SEATTLE (Reuters) - The Archdiocese of Seattle has agreed to pay about $12.125 million to 30 men who alleged they were sexually abused as children and teens at two Seattle-area schools from the 1950s until 1984, their attorney said.
The men alleged in lawsuits filed in King County Superior Court that the Catholic district failed to shield them from known abusers at Seattle’s O’Dea High School and at Briscoe Memorial School, in nearby Kent, plaintiffs’ attorney Michael Pfau said in an interview.
The schools were operated jointly by the Christian Brothers of Ireland religious order and the Archdiocese of Seattle, which owned both schools, he said. The settlement agreement, which had been negotiated over the past year, was announced on Tuesday.
The agreement comes weeks after Pope Francis said the Roman Catholic Church had to take a stronger stand on a sexual abuse crisis that has disgraced it for more than two decades.
Media in the U.S began reporting in the early 2000s how cases of abuse were systematically covered up and abusive priests were shuttled from parish to parish instead of being defrocked and handed over to civil authorities.

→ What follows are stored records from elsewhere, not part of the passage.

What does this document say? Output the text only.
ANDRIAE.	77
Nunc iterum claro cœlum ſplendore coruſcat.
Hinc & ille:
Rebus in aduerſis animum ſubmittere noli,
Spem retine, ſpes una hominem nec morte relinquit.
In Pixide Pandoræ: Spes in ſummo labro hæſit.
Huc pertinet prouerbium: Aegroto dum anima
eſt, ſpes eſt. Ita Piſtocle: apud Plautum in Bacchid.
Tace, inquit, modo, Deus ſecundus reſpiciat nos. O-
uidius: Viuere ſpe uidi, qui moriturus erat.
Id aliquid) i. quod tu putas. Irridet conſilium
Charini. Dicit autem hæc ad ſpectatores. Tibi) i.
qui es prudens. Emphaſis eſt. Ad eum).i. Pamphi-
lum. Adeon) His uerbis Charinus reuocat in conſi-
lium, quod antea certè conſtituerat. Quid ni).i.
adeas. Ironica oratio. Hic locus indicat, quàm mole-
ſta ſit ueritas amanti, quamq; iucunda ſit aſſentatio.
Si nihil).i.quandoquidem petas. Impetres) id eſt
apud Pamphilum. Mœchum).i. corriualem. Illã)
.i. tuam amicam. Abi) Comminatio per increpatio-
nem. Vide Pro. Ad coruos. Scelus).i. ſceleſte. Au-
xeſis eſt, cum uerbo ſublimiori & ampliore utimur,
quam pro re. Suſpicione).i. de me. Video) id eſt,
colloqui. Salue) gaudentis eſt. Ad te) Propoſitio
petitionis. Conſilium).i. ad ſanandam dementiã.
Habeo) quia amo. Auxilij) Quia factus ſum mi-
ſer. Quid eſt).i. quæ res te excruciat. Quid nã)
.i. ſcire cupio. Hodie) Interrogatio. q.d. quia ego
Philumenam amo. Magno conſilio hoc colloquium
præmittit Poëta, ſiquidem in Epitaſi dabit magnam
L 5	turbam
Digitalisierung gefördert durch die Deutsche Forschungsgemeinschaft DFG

The Christian Brothers of Ireland, Inc, and Christian Brothers agreed in a May 2013 settlement reached in U.S. bankruptcy court to pay $16.5 million to more than 400 adults who said religious leaders sexually abused them as children.
“I deeply regret the pain suffered by these victims,” Seattle Archbishop J. Peter Sartain said in a statement on Tuesday afternoon, according to the Seattle Times newspaper.
“Our hope is that this settlement will bring them closure and allow them to continue the process of healing,” he said.
The Archdiocese will make three consecutive payments in June, July, and August, Pfau said.